I'm guessing that socialisation with their peers conditions boys to keep their emotions in check, and in fact stifle them as much as possible, in order to appear cool and controlled and 'grown up'. Whereas girls - apart from not being able to help themselves as their hormones take control - discover that tears are not only a wonderful release mechanism when things get too much, but can be used to lever things out of parents and boyfriends. But as I say, this is only guesswork on my part.

It's a tragic world, and adults have plenty of reason to cry. Wet eyes and audible signs of sorrow are gradually getting to be more acceptable. The famous British Stiff Upper Lip is undoubtedly on its way out.  Personally, I think it's a good thing to respond naturally to situations, and express grief and sympathy (and overwhelming euphoria or nostalgia) through tears. Artificial restraint and reserve just seem terribly cold and distant. Tears imply honest togetherness when it matters. I will only say that if honest and spontaneous emotional expression is admirable, resolutely sticking to the task in hand despite the tears is even more so. Giving in to distress won't fix it.

Although I'd rather not hear a little boy bawling his heart out in a supermarket, I think it is an error to sharply hush him up with threats and rebukes, which will surely give him a complex about expressing his feelings. I'd want him to be taught instead how to control that impulse to cry, and reserve it for those occasions when he is really distressed - or gloriously happy.

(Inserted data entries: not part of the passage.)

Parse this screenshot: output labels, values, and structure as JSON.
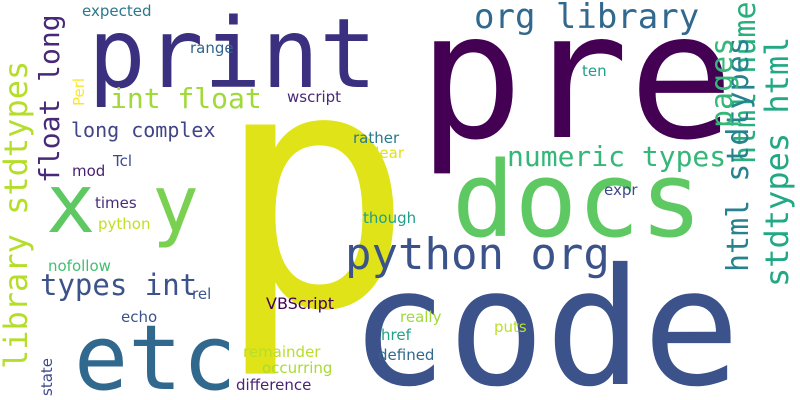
{
  "words": [
    {
      "text": "pre",
      "color": "#440154"
    },
    {
      "text": "print",
      "color": "#3b2f7f"
    },
    {
      "text": "p",
      "color": "#dfe318"
    },
    {
      "text": "code",
      "color": "#3b528b"
    },
    {
      "text": "docs",
      "color": "#5ec962"
    },
    {
      "text": "x",
      "color": "#5ec962"
    },
    {
      "text": "y",
      "color": "#7ad151"
    },
    {
      "text": "etc",
      "color": "#31688e"
    },
    {
      "text": "python org",
      "color": "#3b528b"
    },
    {
      "text": "org library",
      "color": "#31688e"
    },
    {
      "text": "numeric types",
      "color": "#35b779"
    },
    {
      "text": "types int",
      "color": "#3b528b"
    },
    {
      "text": "int float",
      "color": "#a0da39"
    },
    {
      "text": "long complex",
      "color": "#414487"
    },
    {
      "text": "library stdtypes",
      "color": "#b5de2b"
    },
    {
      "text": "float long",
      "color": "#482878"
    },
    {
      "text": "stdtypes html",
      "color": "#22a884"
    },
    {
      "text": "html numeric",
      "color": "#29af7f"
    },
    {
      "text": "html stdtypes",
      "color": "#26828e"
    },
    {
      "text": "pages",
      "color": "#35b779"
    },
    {
      "text": "expected",
      "color": "#2a788e"
    },
    {
      "text": "range",
      "color": "#33638d"
    },
    {
      "text": "wscript",
      "color": "#482878"
    },
    {
      "text": "ten",
      "color": "#1f9e89"
    },
    {
      "text": "Perl",
      "color": "#fde725"
    },
    {
      "text": "rather",
      "color": "#2a788e"
    },
    {
      "text": "clear",
      "color": "#dfe318"
    },
    {
      "text": "Tcl",
      "color": "#3e4989"
    },
    {
      "text": "mod",
      "color": "#481f70"
    },
    {
      "text": "times",
      "color": "#472c7a"
    },
    {
      "text": "python",
      "color": "#c2df23"
    },
    {
      "text": "expr",
      "color": "#3e4a89"
    },
    {
      "text": "though",
      "color": "#1fa088"
    },
    {
      "text": "nofollow",
      "color": "#42be71"
    },
    {
      "text": "rel",
      "color": "#39568c"
    },
    {
      "text": "VBScript",
      "color": "#440154"
    },
    {
      "text": "really",
      "color": "#9fda3a"
    },
    {
      "text": "echo",
      "color": "#3b528b"
    },
    {
      "text": "href",
      "color": "#20a386"
    },
    {
      "text": "puts",
      "color": "#bddf26"
    },
    {
      "text": "remainder",
      "color": "#b8de29"
    },
    {
      "text": "defined",
      "color": "#31688e"
    },
    {
      "text": "occurring",
      "color": "#a8db34"
    },
    {
      "text": "state",
      "color": "#3e4989"
    },
    {
      "text": "difference",
      "color": "#482475"
    }
  ]
}
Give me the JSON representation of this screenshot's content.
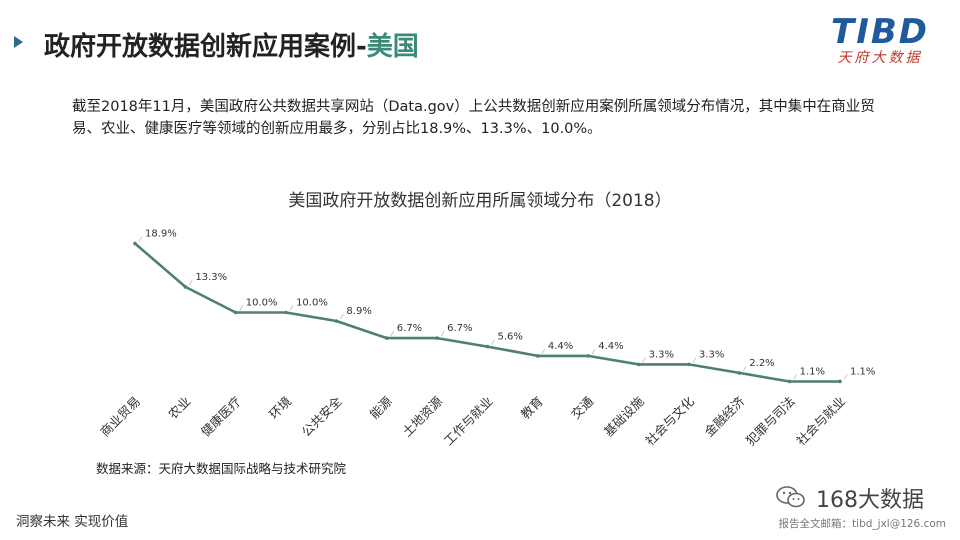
{
  "header": {
    "title_main": "政府开放数据创新应用案例-",
    "title_accent": "美国",
    "logo_text": "TIBD",
    "logo_subtext": "天府大数据"
  },
  "description": "截至2018年11月，美国政府公共数据共享网站（Data.gov）上公共数据创新应用案例所属领域分布情况，其中集中在商业贸易、农业、健康医疗等领域的创新应用最多，分别占比18.9%、13.3%、10.0%。",
  "chart_data": {
    "type": "line",
    "title": "美国政府开放数据创新应用所属领域分布（2018）",
    "xlabel": "",
    "ylabel": "",
    "categories": [
      "商业贸易",
      "农业",
      "健康医疗",
      "环境",
      "公共安全",
      "能源",
      "土地资源",
      "工作与就业",
      "教育",
      "交通",
      "基础设施",
      "社会与文化",
      "金融经济",
      "犯罪与司法",
      "社会与就业"
    ],
    "values": [
      18.9,
      13.3,
      10.0,
      10.0,
      8.9,
      6.7,
      6.7,
      5.6,
      4.4,
      4.4,
      3.3,
      3.3,
      2.2,
      1.1,
      1.1
    ],
    "data_labels": [
      "18.9%",
      "13.3%",
      "10.0%",
      "10.0%",
      "8.9%",
      "6.7%",
      "6.7%",
      "5.6%",
      "4.4%",
      "4.4%",
      "3.3%",
      "3.3%",
      "2.2%",
      "1.1%",
      "1.1%"
    ],
    "ylim": [
      0,
      20
    ],
    "grid": false,
    "line_color": "#4f7f74"
  },
  "source": "数据来源：天府大数据国际战略与技术研究院",
  "footer": {
    "left": "洞察未来 实现价值",
    "wechat_name": "168大数据",
    "right": "报告全文邮箱：tibd_jxl@126.com"
  }
}
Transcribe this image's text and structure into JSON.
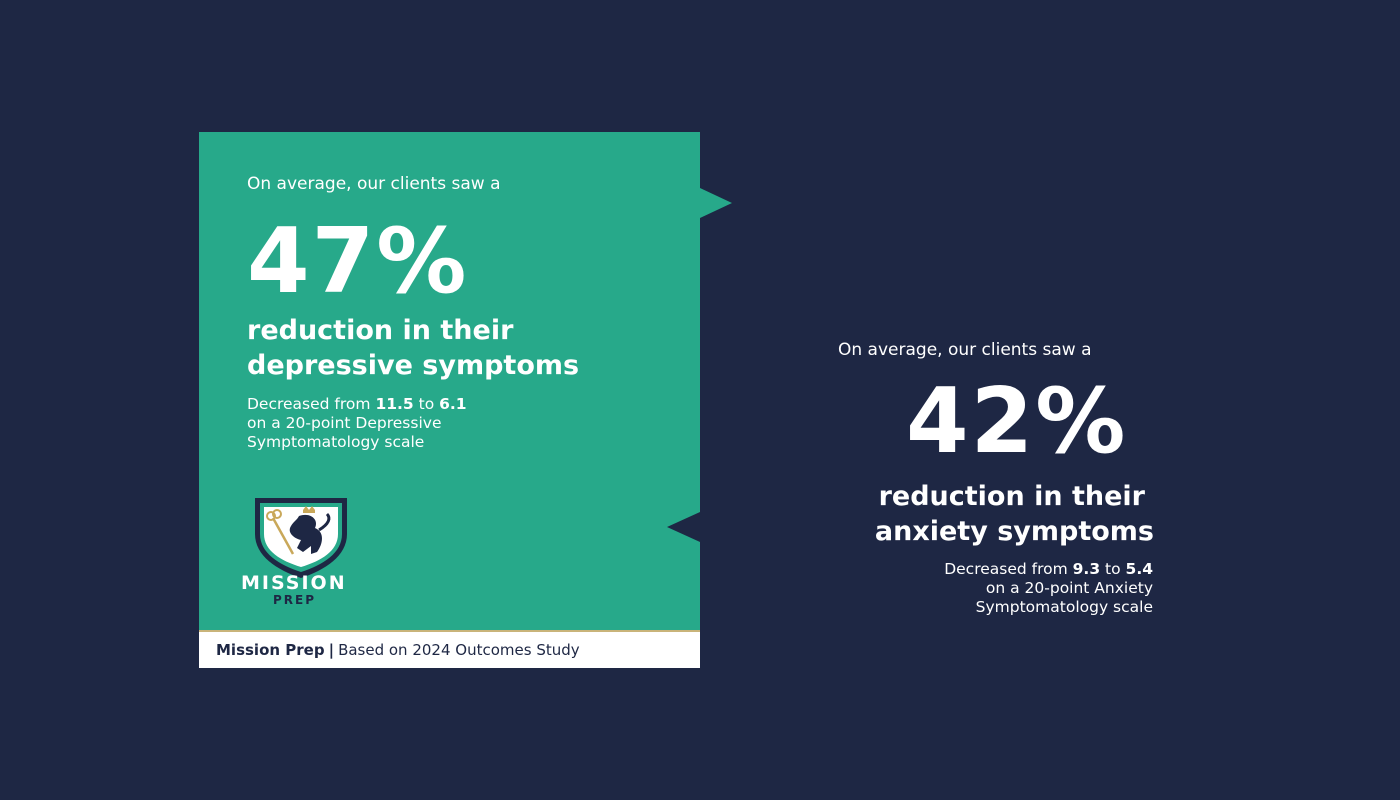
{
  "colors": {
    "background": "#1e2744",
    "card": "#27a98a",
    "footer_rule": "#c9b47a"
  },
  "depression": {
    "intro": "On average, our clients saw a",
    "percent": "47%",
    "headline_line1": "reduction in their",
    "headline_line2": "depressive symptoms",
    "detail_prefix": "Decreased from ",
    "from": "11.5",
    "to_word": " to ",
    "to": "6.1",
    "detail_line2": "on a 20-point Depressive",
    "detail_line3": "Symptomatology scale"
  },
  "anxiety": {
    "intro": "On average, our clients saw a",
    "percent": "42%",
    "headline_line1": "reduction in their",
    "headline_line2": "anxiety symptoms",
    "detail_prefix": "Decreased from ",
    "from": "9.3",
    "to_word": " to ",
    "to": "5.4",
    "detail_line2": "on a 20-point Anxiety",
    "detail_line3": "Symptomatology scale"
  },
  "logo": {
    "line1": "MISSION",
    "line2": "PREP",
    "icon": "shield-lion-key-icon"
  },
  "footer": {
    "brand": "Mission Prep",
    "separator": "|",
    "source": "Based on 2024 Outcomes Study"
  }
}
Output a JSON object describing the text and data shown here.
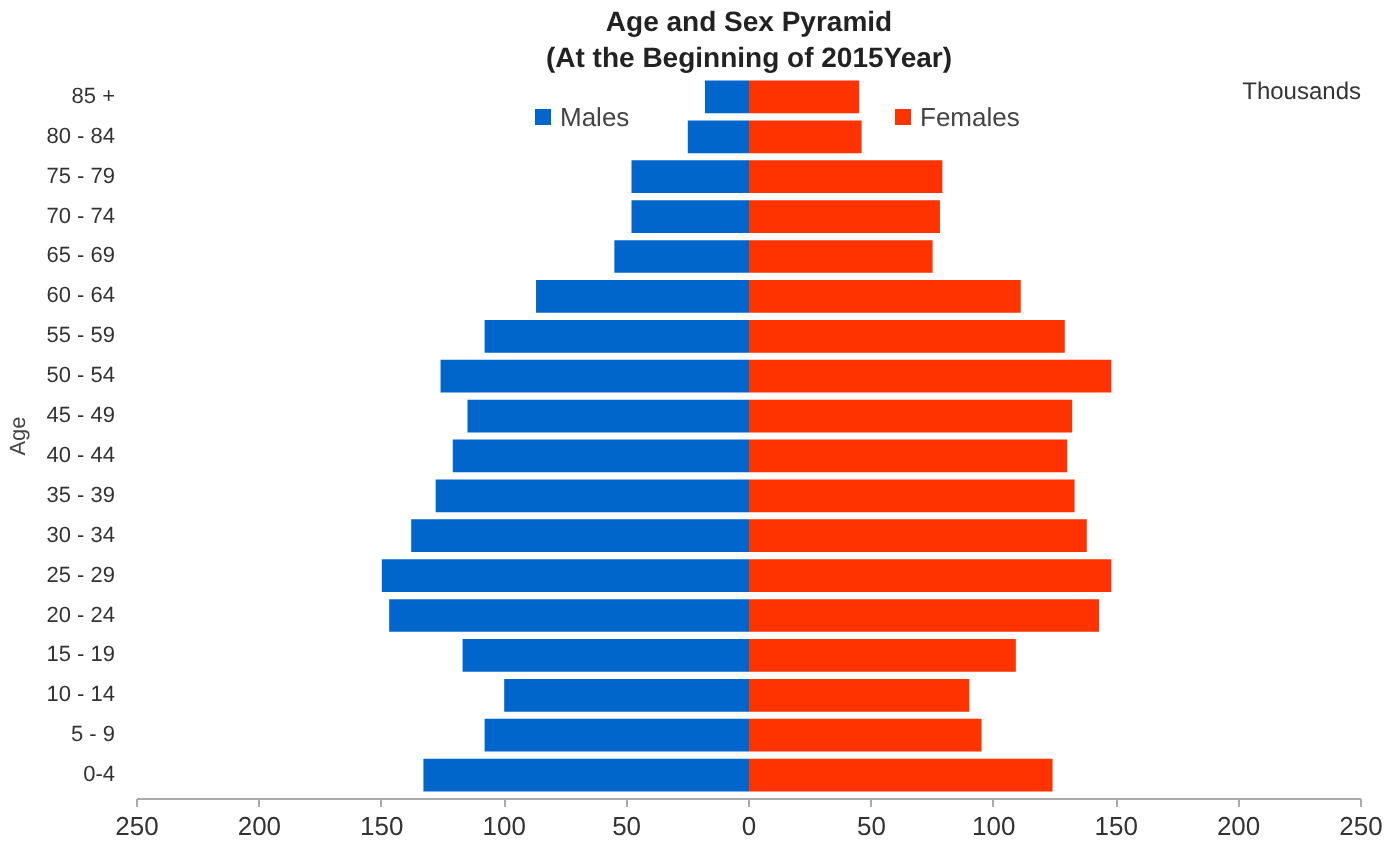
{
  "chart_data": {
    "type": "bar",
    "orientation": "horizontal",
    "title": "Age and Sex Pyramid",
    "subtitle": "(At the Beginning of 2015Year)",
    "ylabel": "Age",
    "annotations": [
      "Thousands"
    ],
    "categories": [
      "85 +",
      "80 - 84",
      "75 - 79",
      "70 - 74",
      "65 - 69",
      "60 - 64",
      "55 - 59",
      "50 - 54",
      "45 - 49",
      "40 - 44",
      "35 - 39",
      "30 - 34",
      "25 - 29",
      "20 - 24",
      "15 - 19",
      "10 - 14",
      "5 - 9",
      "0-4"
    ],
    "series": [
      {
        "name": "Males",
        "color": "#0066cc",
        "values": [
          -18,
          -25,
          -48,
          -48,
          -55,
          -87,
          -108,
          -126,
          -115,
          -121,
          -128,
          -138,
          -150,
          -147,
          -117,
          -100,
          -108,
          -133
        ]
      },
      {
        "name": "Females",
        "color": "#ff3300",
        "values": [
          45,
          46,
          79,
          78,
          75,
          111,
          129,
          148,
          132,
          130,
          133,
          138,
          148,
          143,
          109,
          90,
          95,
          124
        ]
      }
    ],
    "xlim": [
      -250,
      250
    ],
    "xticks": [
      {
        "value": -250,
        "label": "250"
      },
      {
        "value": -200,
        "label": "200"
      },
      {
        "value": -150,
        "label": "150"
      },
      {
        "value": -100,
        "label": "100"
      },
      {
        "value": -50,
        "label": "50"
      },
      0,
      50,
      100,
      150,
      200,
      250
    ],
    "grid": false,
    "legend": "top",
    "stacked": true
  }
}
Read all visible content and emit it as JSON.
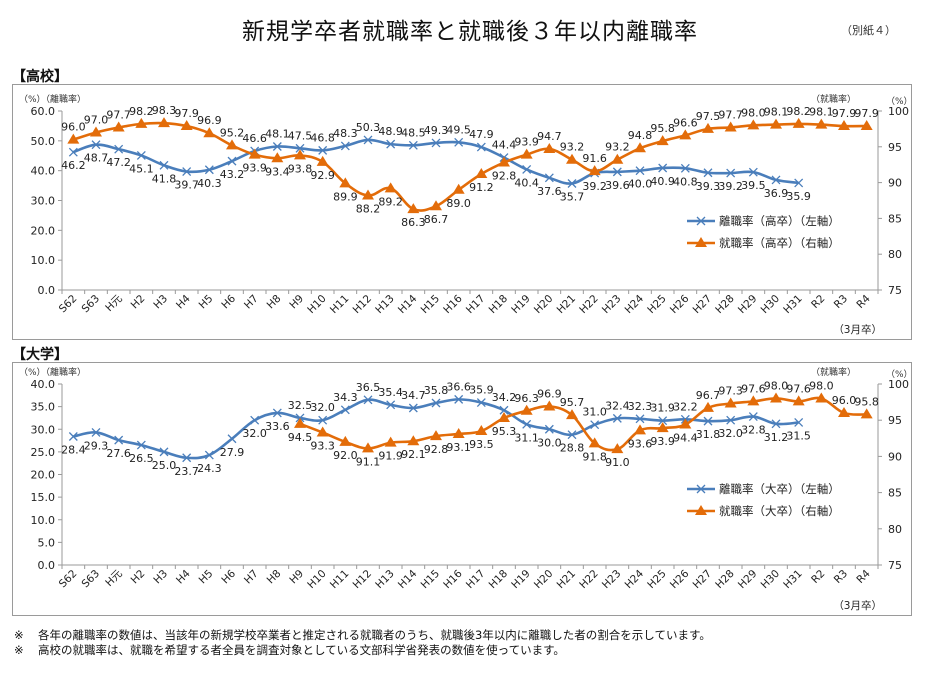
{
  "page": {
    "title": "新規学卒者就職率と就職後３年以内離職率",
    "annex": "（別紙４）",
    "notes": [
      {
        "mark": "※",
        "text": "各年の離職率の数値は、当該年の新規学校卒業者と推定される就職者のうち、就職後3年以内に離職した者の割合を示しています。"
      },
      {
        "mark": "※",
        "text": "高校の就職率は、就職を希望する者全員を調査対象としている文部科学省発表の数値を使っています。"
      }
    ]
  },
  "colors": {
    "separation": "#4a7ebb",
    "employment": "#e36c09",
    "axis": "#9a9a9a",
    "grid_text": "#222222"
  },
  "chart_data": [
    {
      "type": "line",
      "section_label": "【高校】",
      "left_axis_label": "（%）（離職率）",
      "right_axis_label": "（就職率）",
      "right_axis_unit": "（%）",
      "x_unit_note": "（3月卒）",
      "categories": [
        "S62",
        "S63",
        "H元",
        "H2",
        "H3",
        "H4",
        "H5",
        "H6",
        "H7",
        "H8",
        "H9",
        "H10",
        "H11",
        "H12",
        "H13",
        "H14",
        "H15",
        "H16",
        "H17",
        "H18",
        "H19",
        "H20",
        "H21",
        "H22",
        "H23",
        "H24",
        "H25",
        "H26",
        "H27",
        "H28",
        "H29",
        "H30",
        "H31",
        "R2",
        "R3",
        "R4"
      ],
      "y_left": {
        "min": 0,
        "max": 60,
        "step": 10,
        "ticks": [
          "0.0",
          "10.0",
          "20.0",
          "30.0",
          "40.0",
          "50.0",
          "60.0"
        ]
      },
      "y_right": {
        "min": 75,
        "max": 100,
        "step": 5,
        "ticks": [
          "75",
          "80",
          "85",
          "90",
          "95",
          "100"
        ]
      },
      "legend_position": "right-middle",
      "series": [
        {
          "name": "離職率（高卒）（左軸）",
          "axis": "left",
          "marker": "x",
          "color_key": "separation",
          "start_index": 0,
          "values": [
            46.2,
            48.7,
            47.2,
            45.1,
            41.8,
            39.7,
            40.3,
            43.2,
            46.6,
            48.1,
            47.5,
            46.8,
            48.3,
            50.3,
            48.9,
            48.5,
            49.3,
            49.5,
            47.9,
            44.4,
            40.4,
            37.6,
            35.7,
            39.2,
            39.6,
            40.0,
            40.9,
            40.8,
            39.3,
            39.2,
            39.5,
            36.9,
            35.9
          ],
          "labels": [
            "46.2",
            "48.7",
            "47.2",
            "45.1",
            "41.8",
            "39.7",
            "40.3",
            "43.2",
            "46.6",
            "48.1",
            "47.5",
            "46.8",
            "48.3",
            "50.3",
            "48.9",
            "48.5",
            "49.3",
            "49.5",
            "47.9",
            "44.4",
            "40.4",
            "37.6",
            "35.7",
            "39.2",
            "39.6",
            "40.0",
            "40.9",
            "40.8",
            "39.3",
            "39.2",
            "39.5",
            "36.9",
            "35.9"
          ]
        },
        {
          "name": "就職率（高卒）（右軸）",
          "axis": "right",
          "marker": "triangle",
          "color_key": "employment",
          "start_index": 0,
          "values": [
            96.0,
            97.0,
            97.7,
            98.2,
            98.3,
            97.9,
            96.9,
            95.2,
            93.9,
            93.4,
            93.8,
            92.9,
            89.9,
            88.2,
            89.2,
            86.3,
            86.7,
            89.0,
            91.2,
            92.8,
            93.9,
            94.7,
            93.2,
            91.6,
            93.2,
            94.8,
            95.8,
            96.6,
            97.5,
            97.7,
            98.0,
            98.1,
            98.2,
            98.1,
            97.9,
            97.9
          ],
          "labels": [
            "96.0",
            "97.0",
            "97.7",
            "98.2",
            "98.3",
            "97.9",
            "96.9",
            "95.2",
            "93.9",
            "93.4",
            "93.8",
            "92.9",
            "89.9",
            "88.2",
            "89.2",
            "86.3",
            "86.7",
            "89.0",
            "91.2",
            "92.8",
            "93.9",
            "94.7",
            "93.2",
            "91.6",
            "93.2",
            "94.8",
            "95.8",
            "96.6",
            "97.5",
            "97.7",
            "98.0",
            "98.1",
            "98.2",
            "98.1",
            "97.9",
            "97.9"
          ]
        }
      ]
    },
    {
      "type": "line",
      "section_label": "【大学】",
      "left_axis_label": "（%）（離職率）",
      "right_axis_label": "（就職率）",
      "right_axis_unit": "（%）",
      "x_unit_note": "（3月卒）",
      "categories": [
        "S62",
        "S63",
        "H元",
        "H2",
        "H3",
        "H4",
        "H5",
        "H6",
        "H7",
        "H8",
        "H9",
        "H10",
        "H11",
        "H12",
        "H13",
        "H14",
        "H15",
        "H16",
        "H17",
        "H18",
        "H19",
        "H20",
        "H21",
        "H22",
        "H23",
        "H24",
        "H25",
        "H26",
        "H27",
        "H28",
        "H29",
        "H30",
        "H31",
        "R2",
        "R3",
        "R4"
      ],
      "y_left": {
        "min": 0,
        "max": 40,
        "step": 5,
        "ticks": [
          "0.0",
          "5.0",
          "10.0",
          "15.0",
          "20.0",
          "25.0",
          "30.0",
          "35.0",
          "40.0"
        ]
      },
      "y_right": {
        "min": 75,
        "max": 100,
        "step": 5,
        "ticks": [
          "75",
          "80",
          "85",
          "90",
          "95",
          "100"
        ]
      },
      "legend_position": "right-middle",
      "series": [
        {
          "name": "離職率（大卒）（左軸）",
          "axis": "left",
          "marker": "x",
          "color_key": "separation",
          "start_index": 0,
          "values": [
            28.4,
            29.3,
            27.6,
            26.5,
            25.0,
            23.7,
            24.3,
            27.9,
            32.0,
            33.6,
            32.5,
            32.0,
            34.3,
            36.5,
            35.4,
            34.7,
            35.8,
            36.6,
            35.9,
            34.2,
            31.1,
            30.0,
            28.8,
            31.0,
            32.4,
            32.3,
            31.9,
            32.2,
            31.8,
            32.0,
            32.8,
            31.2,
            31.5
          ],
          "labels": [
            "28.4",
            "29.3",
            "27.6",
            "26.5",
            "25.0",
            "23.7",
            "24.3",
            "27.9",
            "32.0",
            "33.6",
            "32.5",
            "32.0",
            "34.3",
            "36.5",
            "35.4",
            "34.7",
            "35.8",
            "36.6",
            "35.9",
            "34.2",
            "31.1",
            "30.0",
            "28.8",
            "31.0",
            "32.4",
            "32.3",
            "31.9",
            "32.2",
            "31.8",
            "32.0",
            "32.8",
            "31.2",
            "31.5"
          ]
        },
        {
          "name": "就職率（大卒）（右軸）",
          "axis": "right",
          "marker": "triangle",
          "color_key": "employment",
          "start_index": 10,
          "values": [
            94.5,
            93.3,
            92.0,
            91.1,
            91.9,
            92.1,
            92.8,
            93.1,
            93.5,
            95.3,
            96.3,
            96.9,
            95.7,
            91.8,
            91.0,
            93.6,
            93.9,
            94.4,
            96.7,
            97.3,
            97.6,
            98.0,
            97.6,
            98.0,
            96.0,
            95.8
          ],
          "labels": [
            "94.5",
            "93.3",
            "92.0",
            "91.1",
            "91.9",
            "92.1",
            "92.8",
            "93.1",
            "93.5",
            "95.3",
            "96.3",
            "96.9",
            "95.7",
            "91.8",
            "91.0",
            "93.6",
            "93.9",
            "94.4",
            "96.7",
            "97.3",
            "97.6",
            "98.0",
            "97.6",
            "98.0",
            "96.0",
            "95.8"
          ]
        }
      ]
    }
  ]
}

How one does this, I do not know! And I suspect that most young parents don't either. Had I ever been a mother, I would have studied this subject carefully, and worked out some psychological techniques. I'd have found a sure-fire way. A reassuring or consolatory hug or squeeze at the right moment, or finding a trigger to make the child laugh? A look that says to him, 'I love you, I'm on your side' and 'It'll be all right' and 'There are better things than this, you'll see'. Something on those lines might do the trick.

There must be better methods than just shouting at the kid, or bribing him to shut up, or giving in to his demands, or just enduring his noise until it subsides.